Jurassic Yeast: How It All Began and What’s Next
By William Brand
Monday, August 18th, 2008 at 2:38 pm in Craft Beer, Festivals, General.
How time flies away…back on Aug. 8 I posted my report on a visit to Kelley Brothers Brewing in Manteca to taste a wheat beer made with 40-million-year-old yeast, which was revived by scientist Raul Cano, who has created Fossil Fuels Brewing with another scientist, Chip Lambert. The beer was great and I promised then to post the back story on how it was discovered. Well here, it comes, a little late, but not as late as the yeast, I guess.
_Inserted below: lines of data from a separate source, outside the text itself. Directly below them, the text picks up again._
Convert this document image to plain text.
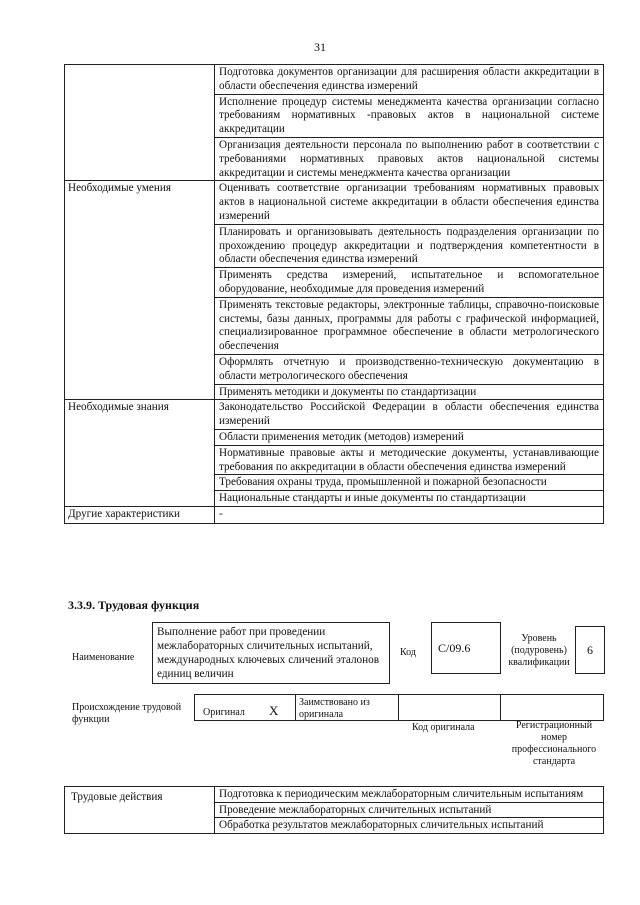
31
	Подготовка документов организации для расширения области аккредитации в области обеспечения единства измерений
	Исполнение процедур системы менеджмента качества организации согласно требованиям нормативных -правовых актов в национальной системе аккредитации
	Организация деятельности персонала по выполнению работ в соответствии с требованиями нормативных правовых актов национальной системы аккредитации и системы менеджмента качества организации
Необходимые умения	Оценивать соответствие организации требованиям нормативных правовых актов в национальной системе аккредитации в области обеспечения единства измерений
	Планировать и организовывать деятельность подразделения организации по прохождению процедур аккредитации и подтверждения компетентности в области обеспечения единства измерений
	Применять средства измерений, испытательное и вспомогательное оборудование, необходимые для проведения измерений
	Применять текстовые редакторы, электронные таблицы, справочно-поисковые системы, базы данных, программы для работы с графической информацией, специализированное программное обеспечение в области метрологического обеспечения
	Оформлять отчетную и производственно-техническую документацию в области метрологического обеспечения
	Применять методики и документы по стандартизации
Необходимые знания	Законодательство Российской Федерации в области обеспечения единства измерений
	Области применения методик (методов) измерений
	Нормативные правовые акты и методические документы, устанавливающие требования по аккредитации в области обеспечения единства измерений
	Требования охраны труда, промышленной и пожарной безопасности
	Национальные стандарты и иные документы по стандартизации
Другие характеристики	-
3.3.9. Трудовая функция
Наименование
Выполнение работ при проведении межлабораторных сличительных испытаний, международных ключевых сличений эталонов единиц величин
Код	С/09.6
Уровень (подуровень) квалификации
6
Происхождение трудовой функции
Оригинал X
Заимствовано из оригинала
Код оригинала	Регистрационный номер профессионального стандарта
Трудовые действия	Подготовка к периодическим межлабораторным сличительным испытаниям
Проведение межлабораторных сличительных испытаний
Обработка результатов межлабораторных сличительных испытаний
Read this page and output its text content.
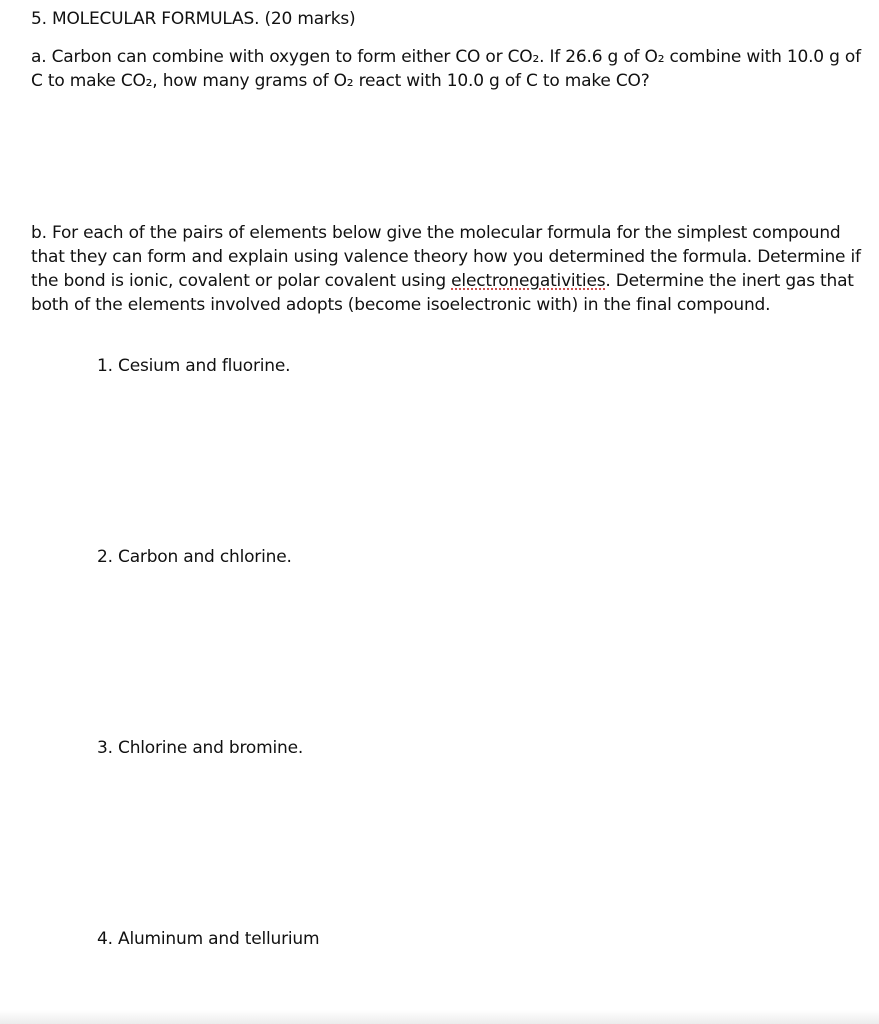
5. MOLECULAR FORMULAS. (20 marks)

a. Carbon can combine with oxygen to form either CO or CO₂. If 26.6 g of O₂ combine with 10.0 g of C to make CO₂, how many grams of O₂ react with 10.0 g of C to make CO?

b. For each of the pairs of elements below give the molecular formula for the simplest compound that they can form and explain using valence theory how you determined the formula. Determine if the bond is ionic, covalent or polar covalent using electronegativities. Determine the inert gas that both of the elements involved adopts (become isoelectronic with) in the final compound.

1. Cesium and fluorine.

2. Carbon and chlorine.

3. Chlorine and bromine.

4. Aluminum and tellurium
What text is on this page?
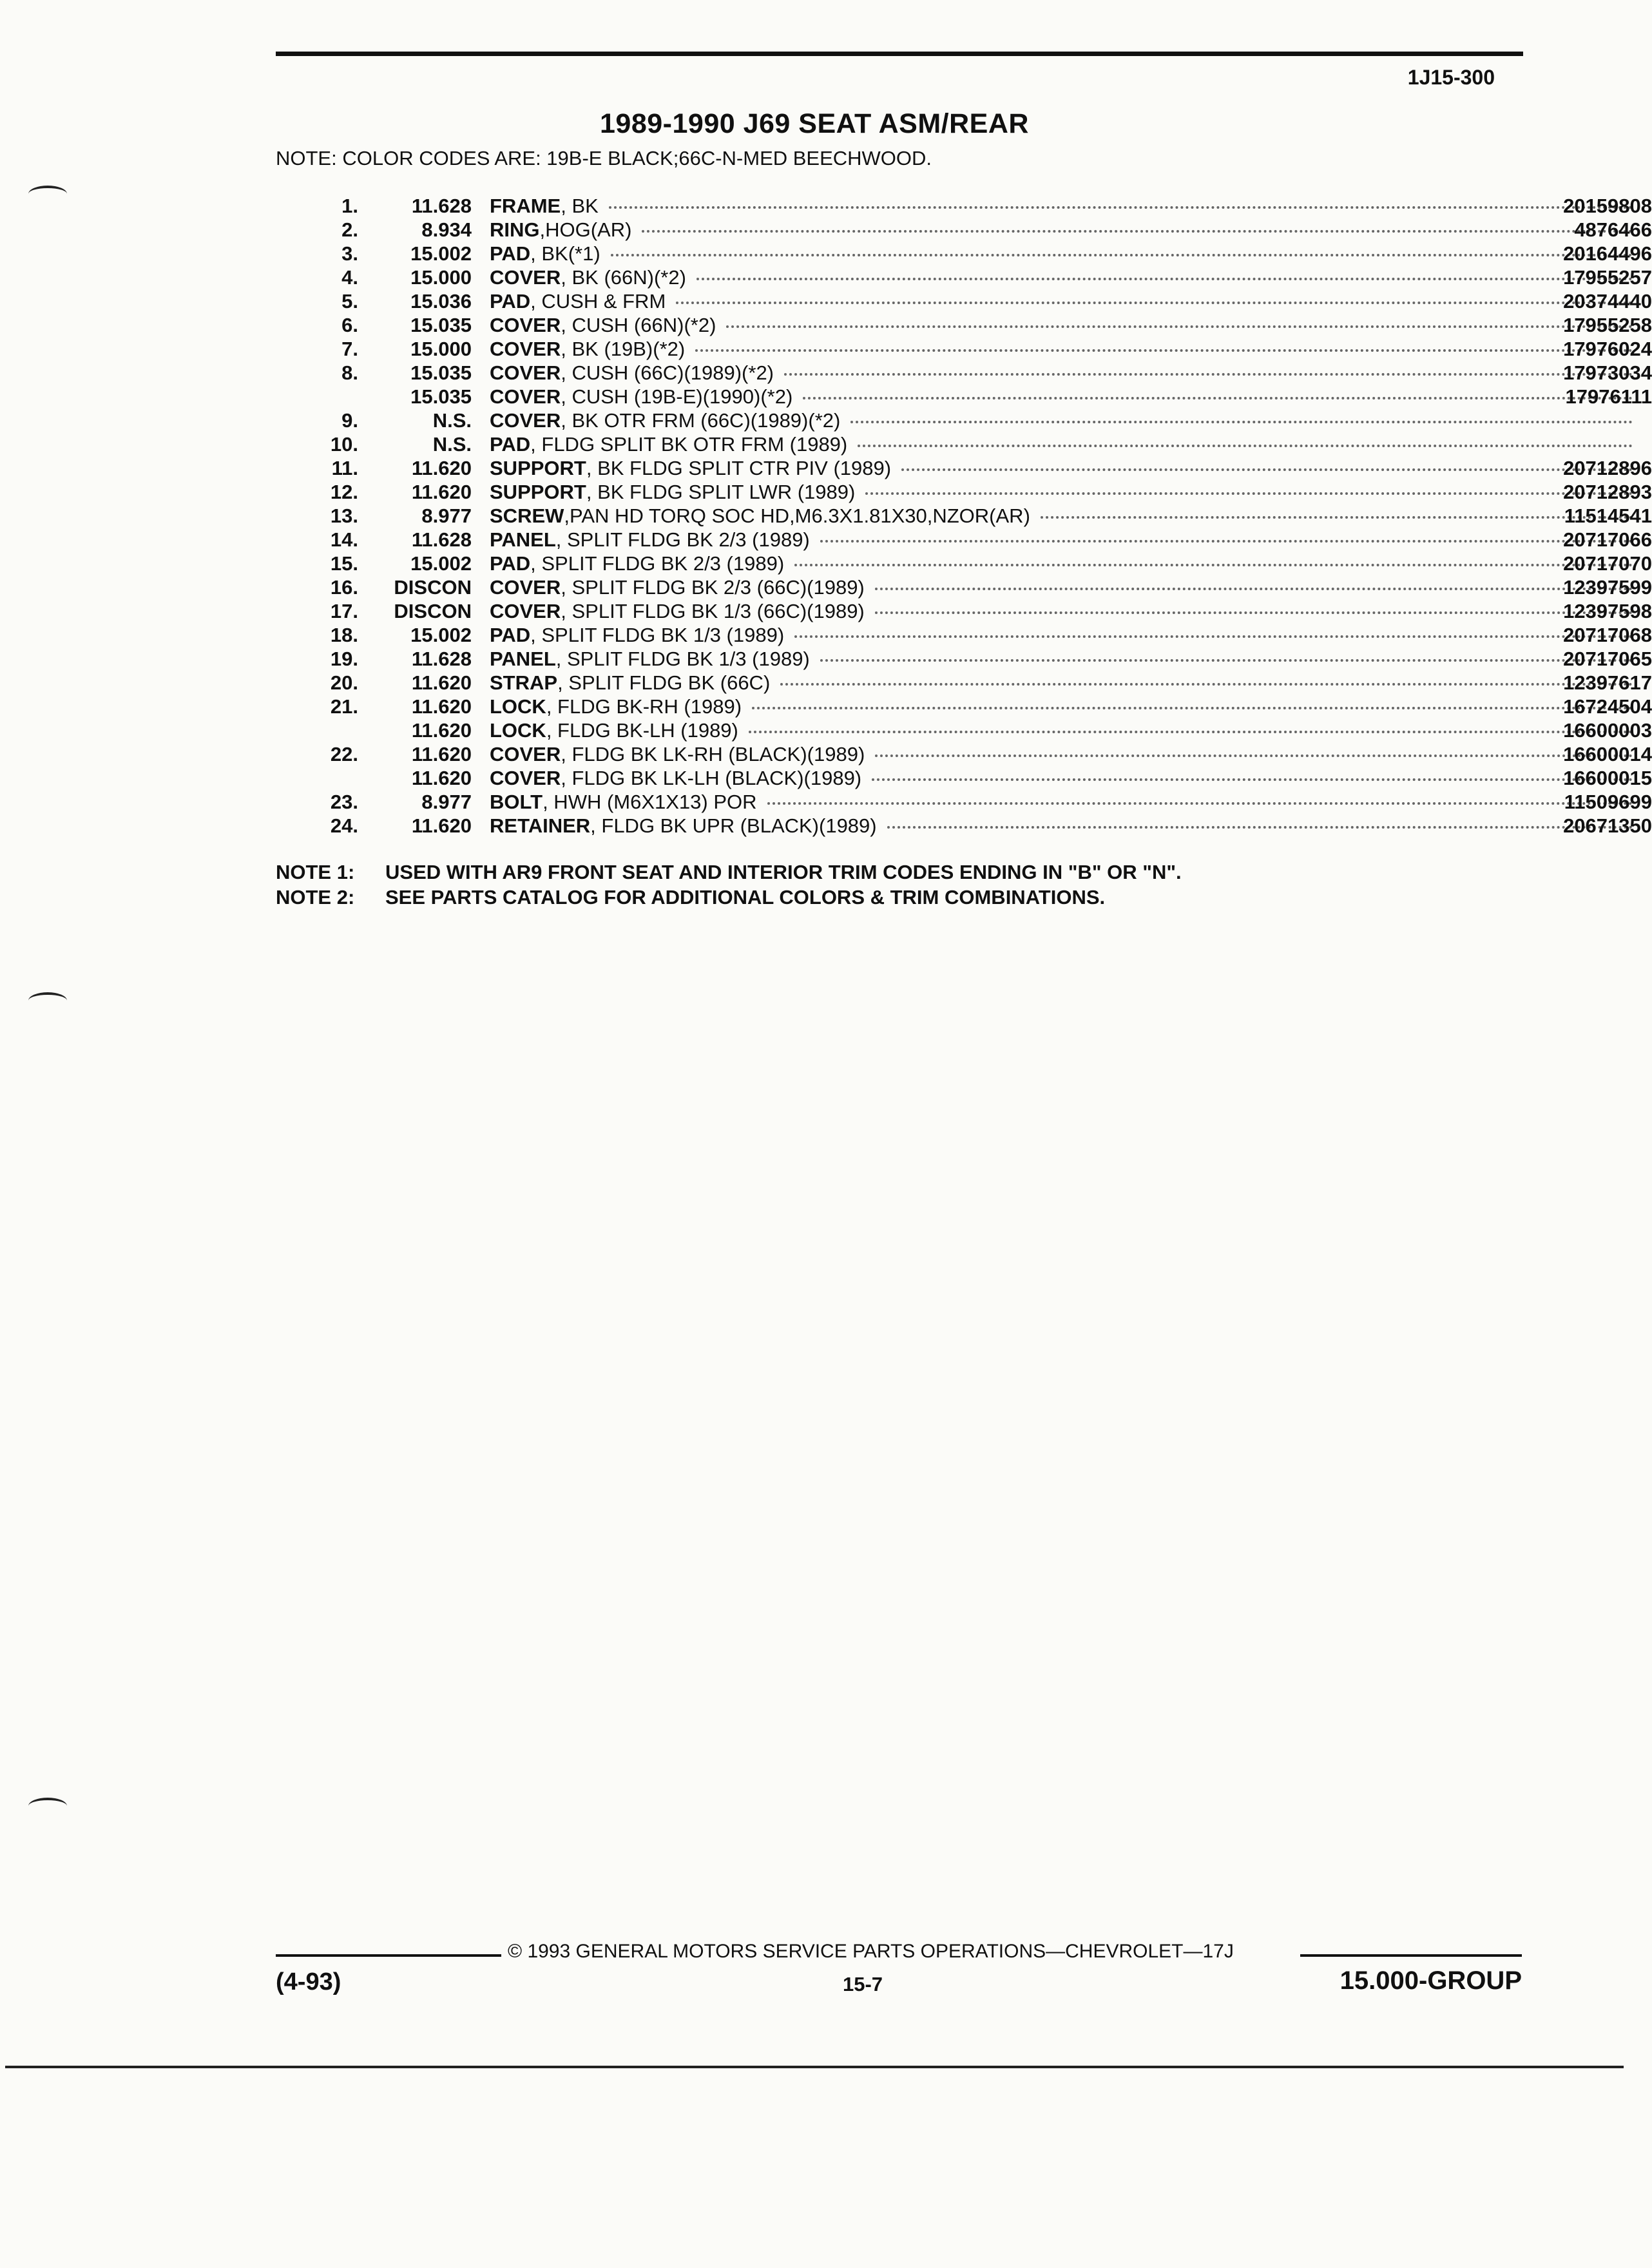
1J15-300
1989-1990 J69 SEAT ASM/REAR
NOTE: COLOR CODES ARE: 19B-E BLACK;66C-N-MED BEECHWOOD.
1.	11.628 FRAME , BK	20159808
2.	8.934 RING ,HOG(AR)	4876466
3.	15.002 PAD , BK(*1)	20164496
4.	15.000 COVER , BK (66N)(*2)	17955257
5.	15.036 PAD , CUSH & FRM	20374440
6.	15.035 COVER , CUSH (66N)(*2)	17955258
7.	15.000 COVER , BK (19B)(*2)	17976024
8.	15.035 COVER , CUSH (66C)(1989)(*2)	17973034
15.035 COVER , CUSH (19B-E)(1990)(*2)	17976111
9.	N.S. COVER , BK OTR FRM (66C)(1989)(*2)
10.	N.S. PAD , FLDG SPLIT BK OTR FRM (1989)
11.	11.620 SUPPORT , BK FLDG SPLIT CTR PIV (1989)	20712896
12.	11.620 SUPPORT , BK FLDG SPLIT LWR (1989)	20712893
13.	8.977 SCREW ,PAN HD TORQ SOC HD,M6.3X1.81X30,NZOR(AR)	11514541
14.	11.628 PANEL , SPLIT FLDG BK 2/3 (1989)	20717066
15.	15.002 PAD , SPLIT FLDG BK 2/3 (1989)	20717070
16.	DISCON COVER , SPLIT FLDG BK 2/3 (66C)(1989)	12397599
17.	DISCON COVER , SPLIT FLDG BK 1/3 (66C)(1989)	12397598
18.	15.002 PAD , SPLIT FLDG BK 1/3 (1989)	20717068
19.	11.628 PANEL , SPLIT FLDG BK 1/3 (1989)	20717065
20.	11.620 STRAP , SPLIT FLDG BK (66C)	12397617
21.	11.620 LOCK , FLDG BK-RH (1989)	16724504
11.620 LOCK , FLDG BK-LH (1989)	16600003
22.	11.620 COVER , FLDG BK LK-RH (BLACK)(1989)	16600014
11.620 COVER , FLDG BK LK-LH (BLACK)(1989)	16600015
23.	8.977 BOLT , HWH (M6X1X13) POR	11509699
24.	11.620 RETAINER , FLDG BK UPR (BLACK)(1989)	20671350
NOTE 1: USED WITH AR9 FRONT SEAT AND INTERIOR TRIM CODES ENDING IN "B" OR "N".
NOTE 2: SEE PARTS CATALOG FOR ADDITIONAL COLORS & TRIM COMBINATIONS.
© 1993 GENERAL MOTORS SERVICE PARTS OPERATIONS—CHEVROLET—17J
(4-93)	15-7	15.000-GROUP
First, just talked to Raul, who said they poured the wheat beer made with the yeast and a pale ale, also made with the yeast, at the Russian River Beer Revival & BBQ Cook-Off Sunday in Guerneville. “We had a great time and people really seemed to like the beer. Stumptown (Brewing) made the pale ale. We poured almost three kegs of the two beers in a short time,” he said. “We had lots of ‘repeat offenders’ (people who came back for more), and that was a good sign,:” he said.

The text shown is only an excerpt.